L’oxymore du titre est accrocheur. En effet, comment peut-on connaître le bonheur tout en étant triste ? L’autrice, formée à l’université Princeton et auteure de La force des discrets (quatre millions d’exemplaires vendus), fait la démonstration dans son dernier essai que la tristesse est le sel de la vie et que sans la première, cette dernière manquerait singulièrement de relief.
Surtout, la tristesse constituerait le patrimoine commun qui relie les humains entre eux.
En effet, selon ce que nous dit Susan Cain, personne ne peut échapper à la tristesse. Celle-ci fait partie intrinsèque de l’expérience humaine. L’auteure en donne pour preuve la quête incessante à laquelle s’adonnent les êtres humains pour retrouver une mythique unité perdue, comme Adam et Ève ne cessant de pleurer leur paradis perdu ou ceux qui cherchent toute leur vie l’âme sœur. Les spiritualités qui prêchent la dissolution du moi pour atteindre l’union universelle et les pulsions qui nous poussent à rechercher des attachements qui, du moins symboliquement, nous restituent la chaleur et la sécurité de la vie intra-utérine en sont d’autres illustrations.

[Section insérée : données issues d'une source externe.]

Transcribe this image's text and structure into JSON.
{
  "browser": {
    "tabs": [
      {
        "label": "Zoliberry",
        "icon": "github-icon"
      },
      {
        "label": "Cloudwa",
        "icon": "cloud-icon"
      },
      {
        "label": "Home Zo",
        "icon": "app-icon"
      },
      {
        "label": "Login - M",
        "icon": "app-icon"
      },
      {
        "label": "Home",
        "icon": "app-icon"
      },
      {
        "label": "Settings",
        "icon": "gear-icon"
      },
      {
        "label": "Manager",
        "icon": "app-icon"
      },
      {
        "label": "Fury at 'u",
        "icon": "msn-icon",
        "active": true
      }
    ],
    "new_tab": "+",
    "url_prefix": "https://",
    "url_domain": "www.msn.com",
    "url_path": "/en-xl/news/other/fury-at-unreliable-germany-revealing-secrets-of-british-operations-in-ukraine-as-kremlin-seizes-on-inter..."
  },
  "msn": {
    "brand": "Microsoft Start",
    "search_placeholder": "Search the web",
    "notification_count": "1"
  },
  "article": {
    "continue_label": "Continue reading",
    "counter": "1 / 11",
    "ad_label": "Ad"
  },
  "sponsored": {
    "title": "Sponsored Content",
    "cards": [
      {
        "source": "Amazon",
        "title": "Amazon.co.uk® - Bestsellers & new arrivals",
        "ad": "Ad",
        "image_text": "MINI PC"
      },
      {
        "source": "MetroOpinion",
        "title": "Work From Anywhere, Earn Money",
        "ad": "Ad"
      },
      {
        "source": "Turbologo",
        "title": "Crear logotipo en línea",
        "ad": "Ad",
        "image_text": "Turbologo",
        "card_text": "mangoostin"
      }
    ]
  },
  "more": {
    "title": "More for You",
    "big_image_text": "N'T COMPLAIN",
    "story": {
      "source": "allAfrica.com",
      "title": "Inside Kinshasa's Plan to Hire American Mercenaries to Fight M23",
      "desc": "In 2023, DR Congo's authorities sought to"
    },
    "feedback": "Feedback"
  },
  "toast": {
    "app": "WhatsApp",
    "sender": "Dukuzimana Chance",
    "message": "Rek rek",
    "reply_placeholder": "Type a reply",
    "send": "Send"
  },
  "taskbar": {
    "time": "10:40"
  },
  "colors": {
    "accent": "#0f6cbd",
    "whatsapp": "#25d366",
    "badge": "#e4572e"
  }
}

Le sentiment d’incomplétude est donc le fonds de commerce de toute l’humanité. À ce sentiment universel s’ajoute la tristesse qu’entraînent les inévitables coups du sort parsemant une vie : les deuils, les séparations, les maladies, les pertes de toute nature, etc. Comme le chante Gilles Vigneault, « tout le monde [serait-il] malheureux tout le temps » ? Ce n’est pas le cas puisque cette tristesse déclenche la compassion, nous dit Susan Cain. La compassion unit les gens parce que « nous partageons une souffrance commune ».
À preuve, « ceux qui préfèrent les chansons gaies les écoutent en moyenne 175 fois, mais ceux qui préfèrent les chansons ‘douces amères’ les écoutent plus de 800 fois ». « Nous sommes nombreux à aimer les tragédies, les jours pluvieux, les films larmoyants […] Ce que nous aimons ce sont les choses tristes et belles. » Susan Cain nous invite donc à embrasser cette tristesse parce que celle-ci est la source de toute créativité. « Très peu de gens grandissent grâce à la réussite. Les gens grandissent grâce à l’échec. Ils grandissent grâce à l’adversité. Ils grandissent grâce à la souffrance. »
À la fois livre de réflexion sur l’importance de la tristesse dans toute expression culturelle et livre de croissance personnelle fournissant des moyens pour accueillir cette tristesse, Le bonheur d’être triste est également un récit de vie. En effet, l’auteure puise abondamment dans ses expériences personnelles, en particulier les relations qu’elle entretenait avec sa mère, pour étayer son propos. Sans être un livre majeur, Le bonheur d’être triste de Susan Cain est d’une lecture intéressante, voire stimulante, et pas triste du tout.